At some point over the last few days, Irish guard Jackie Young would pause and ask herself two questions:
• What day is it?
• Where am I?
It’s been that hectic a week for the Irish, who opened it with two days in Chicago, including a regional championship victory over Stanford that didn’t end until late Monday. Following an extended on-court celebration, there was the bus ride back to campus early Tuesday morning. By that evening, the Notre Dame traveling party was on a charter flight for Florida.
With a saturated schedule of media appearances, practices, team outings, meetings and scouting sessions, with some classwork mixed in, the Irish are often on the go and rarely in one place for long.
“You definitely can lose track of the days easily,” Young said. “That’s just the fun part of basketball in April. It’s something we’ll never forget.”

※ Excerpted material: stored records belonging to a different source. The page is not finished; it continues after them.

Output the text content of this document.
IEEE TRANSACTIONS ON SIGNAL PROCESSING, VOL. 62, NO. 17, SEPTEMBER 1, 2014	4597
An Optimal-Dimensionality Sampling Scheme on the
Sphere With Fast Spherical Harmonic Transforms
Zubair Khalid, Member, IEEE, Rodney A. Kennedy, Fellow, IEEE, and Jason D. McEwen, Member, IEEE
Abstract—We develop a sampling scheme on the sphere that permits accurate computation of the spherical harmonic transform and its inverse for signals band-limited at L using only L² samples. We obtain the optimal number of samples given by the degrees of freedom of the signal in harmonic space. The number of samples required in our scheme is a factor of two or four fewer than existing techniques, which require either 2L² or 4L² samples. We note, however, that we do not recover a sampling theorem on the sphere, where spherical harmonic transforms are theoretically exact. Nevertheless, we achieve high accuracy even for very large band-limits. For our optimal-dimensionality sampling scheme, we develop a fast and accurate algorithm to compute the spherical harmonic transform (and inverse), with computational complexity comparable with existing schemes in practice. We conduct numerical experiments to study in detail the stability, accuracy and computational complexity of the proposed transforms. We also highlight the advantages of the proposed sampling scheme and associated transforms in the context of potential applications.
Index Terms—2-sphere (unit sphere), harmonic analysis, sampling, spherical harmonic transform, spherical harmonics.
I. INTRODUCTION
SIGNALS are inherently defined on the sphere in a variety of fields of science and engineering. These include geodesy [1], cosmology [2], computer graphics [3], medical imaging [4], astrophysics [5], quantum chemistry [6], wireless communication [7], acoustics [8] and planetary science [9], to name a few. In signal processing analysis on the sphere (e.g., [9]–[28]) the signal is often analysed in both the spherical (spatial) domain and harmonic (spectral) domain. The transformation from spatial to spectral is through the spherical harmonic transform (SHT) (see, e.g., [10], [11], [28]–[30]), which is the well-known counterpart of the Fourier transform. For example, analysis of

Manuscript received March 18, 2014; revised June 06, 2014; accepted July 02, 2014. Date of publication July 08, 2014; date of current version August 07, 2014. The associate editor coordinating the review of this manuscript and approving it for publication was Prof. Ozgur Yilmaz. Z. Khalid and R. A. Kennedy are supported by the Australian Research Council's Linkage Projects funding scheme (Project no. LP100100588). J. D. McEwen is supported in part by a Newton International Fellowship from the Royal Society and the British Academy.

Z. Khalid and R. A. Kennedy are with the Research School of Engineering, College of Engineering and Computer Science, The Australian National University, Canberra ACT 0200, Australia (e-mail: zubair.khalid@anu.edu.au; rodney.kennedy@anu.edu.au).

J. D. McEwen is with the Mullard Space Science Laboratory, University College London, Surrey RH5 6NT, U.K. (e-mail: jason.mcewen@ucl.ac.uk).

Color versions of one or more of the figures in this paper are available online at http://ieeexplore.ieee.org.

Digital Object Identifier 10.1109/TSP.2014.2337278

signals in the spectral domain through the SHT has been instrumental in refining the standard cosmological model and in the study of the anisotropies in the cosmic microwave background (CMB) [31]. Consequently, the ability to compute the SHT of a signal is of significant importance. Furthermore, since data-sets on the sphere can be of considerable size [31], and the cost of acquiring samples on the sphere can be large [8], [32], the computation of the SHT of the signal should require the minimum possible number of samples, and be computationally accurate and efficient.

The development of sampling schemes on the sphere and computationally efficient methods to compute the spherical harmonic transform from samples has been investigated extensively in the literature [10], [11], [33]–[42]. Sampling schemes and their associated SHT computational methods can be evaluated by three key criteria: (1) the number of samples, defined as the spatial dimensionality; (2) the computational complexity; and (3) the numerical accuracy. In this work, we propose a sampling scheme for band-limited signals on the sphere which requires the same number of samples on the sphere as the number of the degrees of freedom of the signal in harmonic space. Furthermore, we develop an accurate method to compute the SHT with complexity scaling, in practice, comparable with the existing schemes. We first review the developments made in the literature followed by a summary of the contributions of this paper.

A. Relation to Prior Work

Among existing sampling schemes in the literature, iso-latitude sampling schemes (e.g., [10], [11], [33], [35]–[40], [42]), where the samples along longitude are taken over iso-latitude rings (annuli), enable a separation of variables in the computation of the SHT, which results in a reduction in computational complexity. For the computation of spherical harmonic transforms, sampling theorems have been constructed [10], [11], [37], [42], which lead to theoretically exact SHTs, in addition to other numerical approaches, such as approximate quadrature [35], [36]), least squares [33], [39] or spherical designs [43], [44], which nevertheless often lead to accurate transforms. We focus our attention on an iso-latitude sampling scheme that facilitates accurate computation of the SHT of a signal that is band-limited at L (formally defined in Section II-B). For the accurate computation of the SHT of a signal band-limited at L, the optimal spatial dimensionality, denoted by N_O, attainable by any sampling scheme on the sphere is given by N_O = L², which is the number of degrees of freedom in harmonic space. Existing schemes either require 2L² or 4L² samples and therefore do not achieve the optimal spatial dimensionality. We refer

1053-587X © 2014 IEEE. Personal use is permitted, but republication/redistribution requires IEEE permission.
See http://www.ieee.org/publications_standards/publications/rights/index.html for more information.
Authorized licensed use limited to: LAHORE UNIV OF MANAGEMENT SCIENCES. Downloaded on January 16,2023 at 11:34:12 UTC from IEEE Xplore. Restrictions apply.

The Irish admitted this week that last year’s trip to the Final Four in Columbus, Ohio was like a week of bonus basketball. Nobody expected them to advance with a roster depleted by injuries. They expected to be in Tampa this week, and are a little more accustomed to the pace everything moves. And it moves quickly.
For them, it’s just another road trip.
“You kind of know what to expect,” Young said. “We’re a little calmer this year.”
• Prior to Friday’s national semifinal, Notre Dame had beaten Connecticut eight times over the last 11 seasons. That’s as many losses to the Irish as the Huskies have against the rest of college basketball combined.
• Connecticut went undefeated (16-0) in the American Athletic Conference for the sixth straight season. The Huskies are 120-0 overall (tournament play included) in the American since leaving the Big East in 2013-14.
• Irish guard Arike Ogunbowale’s older brother, Dare, also calls Tampa home as a member of the Tampa Bay Buccaneers. He played collegiately at Wisconsin and is in his second season as a running back with the Bucs. He signed in 2017 with the Houston Texans as an undrafted free agent.
• Friday marked the ninth time in Notre Dame history that it’s appeared in the Final Four, including the seventh time in nine seasons. Connecticut has been to the Final Four for 12 consecutive seasons.
• Former Irish forward Erin Boley is in her first season at Oregon. The redshirt sophomore entered Friday’s semifinal against No. 1 seed Baylor averaging 12.4 points and 3.5 rebounds in 27.8 minutes. Boley averaged 6.5 points and 2.8 rebounds in 15 minutes her only year at Notre Dame (2016-17).